131: October 2025
I’ve got a few writing ideas that I can’t talk about just yet; they need more time to proof, and then to bake, and hopefully they’ll all work out okay (I’m bad at following recipes). Fortunately one thing cooking that I can talk about is a guest appearance on Authorized Podcast, a podcast about movie novelizations I’ve guested on before to talk about 2001: A Space Odyssey and Alien: Covenant and a few other movies. Every Thanksgiving they do a special that involves a movie tie-in cookbook; this year, we’re picking recipes from the utterly deranged A24 Scrounging cookbook, which, rather than being loosely thematically tied to a particular movie, provides recipes for actual dishes in actual movies, like the mushroom omelette from Phantom Thread, the divorced-dad peanut butter sandwich from Steven Spielberg’s War of the Worlds, and the Pixie Stix sandwich from The Breakfast Club. You know, normal recipes.

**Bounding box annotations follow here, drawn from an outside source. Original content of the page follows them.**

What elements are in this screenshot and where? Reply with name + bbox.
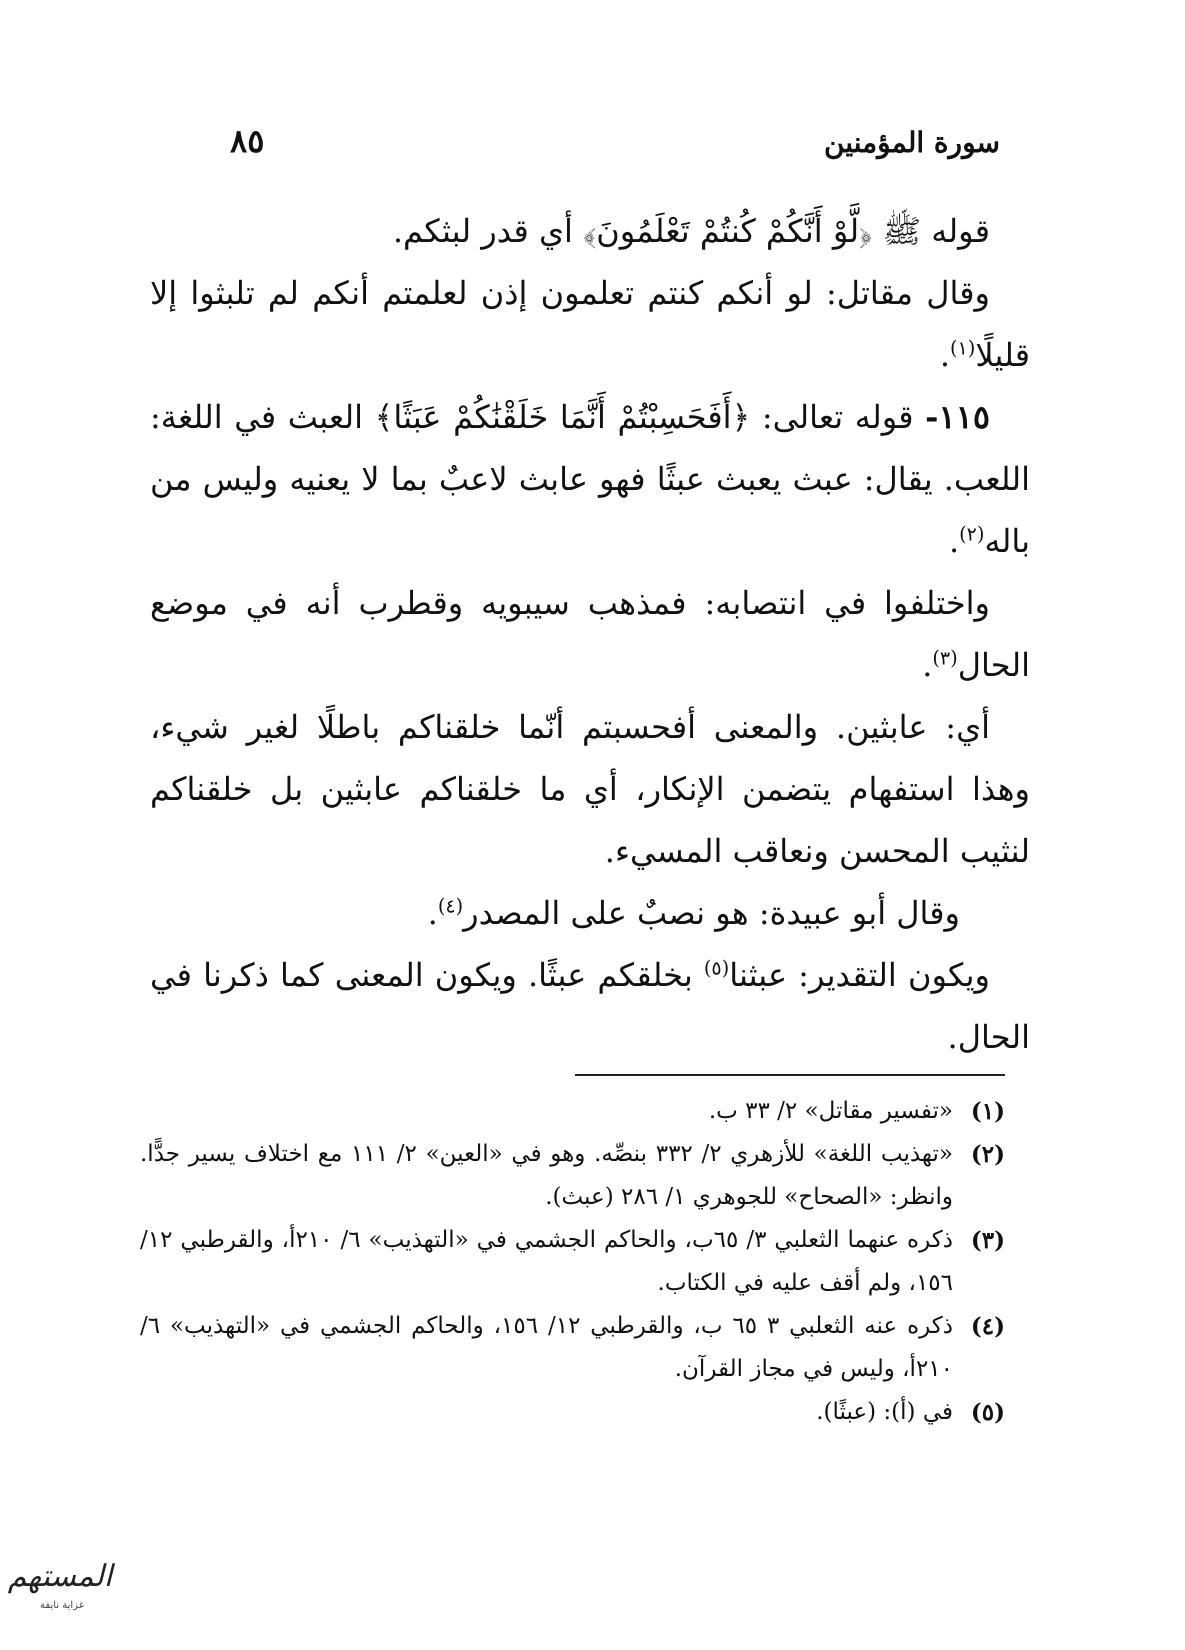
publisher-logo	[0, 1548, 120, 1618]
surah-title: سورة المؤمنين	[823, 126, 1000, 159]
footnote-number: (٥)	[970, 1399, 1005, 1426]
footnote-2	[140, 1133, 1005, 1219]
paragraph-7-after: بخلقكم عبثًا. ويكون المعنى كما ذكرنا في الحال.	[150, 956, 1030, 1056]
footnote-text: ذكره عنهما الثعلبي ٣/ ٦٥ب، والحاكم الجشمي في «التهذيب» ٦/ ٢١٠أ، والقرطبي ١٢/ ١٥٦، ولم أقف عليه في الكتاب.	[140, 1227, 953, 1296]
footnote-ref-2: (٢)	[959, 522, 985, 546]
footnote-ref-5: (٥)	[703, 956, 730, 980]
verse-number: ١١٥-	[925, 398, 990, 436]
footnote-text: ذكره عنه الثعلبي ٣ ٦٥ ب، والقرطبي ١٢/ ١٥٦، والحاكم الجشمي في «التهذيب» ٦/ ٢١٠أ، وليس في مجاز القرآن.	[140, 1313, 953, 1382]
footnote-3	[140, 1219, 1005, 1305]
paragraph-2: وقال مقاتل: لو أنكم كنتم تعلمون إذن لعلمتم أنكم لم تلبثوا إلا قليلًا$^{(١)}$.	[150, 274, 1030, 374]
paragraph-4: واختلفوا في انتصابه: فمذهب سيبويه وقطرب أنه في موضع الحال$^{(٣)}$.	[150, 584, 1030, 684]
footnote-ref-3: (٣)	[932, 646, 958, 670]
paragraph-6: وقال أبو عبيدة: هو نصبٌ على المصدر$^{(٤)}$.	[427, 894, 960, 932]
page-header	[200, 122, 1000, 170]
footnote-number: (٣)	[970, 1227, 1005, 1254]
page-number: ٨٥	[230, 122, 265, 160]
footnote-text: «تفسير مقاتل» ٢/ ٣٣ ب.	[708, 1098, 953, 1124]
paragraph-7-before: ويكون التقدير: عبثنا	[729, 956, 991, 994]
paragraph-6-text: وقال أبو عبيدة: هو نصبٌ على المصدر	[463, 894, 960, 932]
footnote-text: في (أ): (عبثًا).	[816, 1399, 953, 1425]
paragraph-3: ١١٥- قوله تعالى: ﴿أَفَحَسِبْتُمْ أَنَّمَا خَلَقْنَٰكُمْ عَبَثًا﴾ العبث في اللغة: اللعب. يقال: عبث يعبث عبثًا فهو عابث لاعبٌ بما لا يعنيه وليس من باله$^{(٢)}$.	[150, 398, 1030, 560]
footnote-number: (١)	[970, 1098, 1005, 1125]
paragraph-2-text: وقال مقاتل: لو أنكم كنتم تعلمون إذن لعلمتم أنكم لم تلبثوا إلا قليلًا	[150, 274, 1030, 374]
footnotes	[140, 1090, 1005, 1434]
paragraph-5: أي: عابثين. والمعنى أفحسبتم أنّما خلقناكم باطلًا لغير شيء، وهذا استفهام يتضمن الإنكار، أي ما خلقناكم عابثين بل خلقناكم لنثيب المحسن ونعاقب المسيء.	[150, 708, 1030, 870]
footnote-5	[140, 1391, 1005, 1434]
paragraph-4-text: واختلفوا في انتصابه: فمذهب سيبويه وقطرب أنه في موضع الحال	[150, 584, 1030, 684]
footnote-number: (٢)	[970, 1141, 1005, 1168]
footnote-number: (٤)	[970, 1313, 1005, 1340]
footnote-text: «تهذيب اللغة» للأزهري ٢/ ٣٣٢ بنصِّه. وهو في «العين» ٢/ ١١١ مع اختلاف يسير جدًّا. وانظر: «الصحاح» للجوهري ١/ ٢٨٦ (عبث).	[140, 1141, 953, 1210]
svg-text:المستهم: المستهم	[7, 1559, 113, 1594]
footnote-1	[140, 1090, 1005, 1133]
footnote-ref-4: (٤)	[437, 894, 464, 918]
footnote-divider	[575, 1074, 1005, 1076]
paragraph-3-text: قوله تعالى: ﴿أَفَحَسِبْتُمْ أَنَّمَا خَلَقْنَٰكُمْ عَبَثًا﴾ العبث في اللغة: اللعب. يقال: عبث يعبث عبثًا فهو عابث لاعبٌ بما لا يعنيه وليس من باله	[150, 398, 1030, 560]
svg-text:غزاية نايفة: غزاية نايفة	[40, 1600, 84, 1611]
footnote-ref-1: (١)	[950, 336, 976, 360]
paragraph-7	[150, 944, 1030, 1068]
paragraph-1: قوله ﷺ ﴿لَّوْ أَنَّكُمْ كُنتُمْ تَعْلَمُونَ﴾ أي قدر لبثكم.	[392, 212, 990, 250]
main-text	[150, 200, 1030, 1068]
footnote-4	[140, 1305, 1005, 1391]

Because I am who I am, I decided I wanted to actually cook something, which meant taking the sandwiches off the table except as a last resort. The recipe I went with was the oily cakes from First Cow, a movie I adore, and crucially also mostly involved ingredients that were already in my pantry. The lone exception was a sourdough starter, which I intended to start myself but discovered I didn’t have enough time to ensure the starter would be ready by the time I needed it. Out of a desire not to resort to making a sad peanut butter sandwich, I took to BlueSky to ask if anyone I knew in Chicago had a starter. Miraculously, someone I knew did, and they offered to try reviving it for me. I took them up on it, which is how I ended up driving across the city on a Sunday afternoon to collect a living flour/water.yeast cocktail from a person I’d never actually met in person before. I love Chicago, and I love having the opportunity to meet interesting people and to recommend that they watch First Cow, and I love that writing about movies is what got me here in the first place. Fingers crossed the oily cakes are good.
What I wrote:
For Seeing & Believing, I reviewed Tron: Ares and A House of Dynamite. We also covered the Chicago International Film Festival, which had some overlap with the titles I covered at TIFF in September. This gave me the ability to see a few movies that have been flying a little lower under the radar, including a few documentaries. CIFF coverage will be up this weekend over at the Seeing & Believing newsletter; hit that subscribe button if you want it in your inbox as soon as it’s out.
Finally, this month I had the opportunity to interview Mona Fastvold, the director of The Testament of Ann Lee, which happens to be one of my favorite movies of the year. It’s out on Christmas Day; I highly recommend that you go see it, and in the meantime, you can whet your appetite by reading the interview, in which we talk about community, leadership, religion, and dance.
What I talked about:
The Broad Sound crew had me on their podcast to talk about One Battle After Another, particularly how it works as a loose adaptation of Pynchon’s Vineland, which I read this summer. I love having in-depth conversations about movies that make me appreciate them even more; this one was a good one.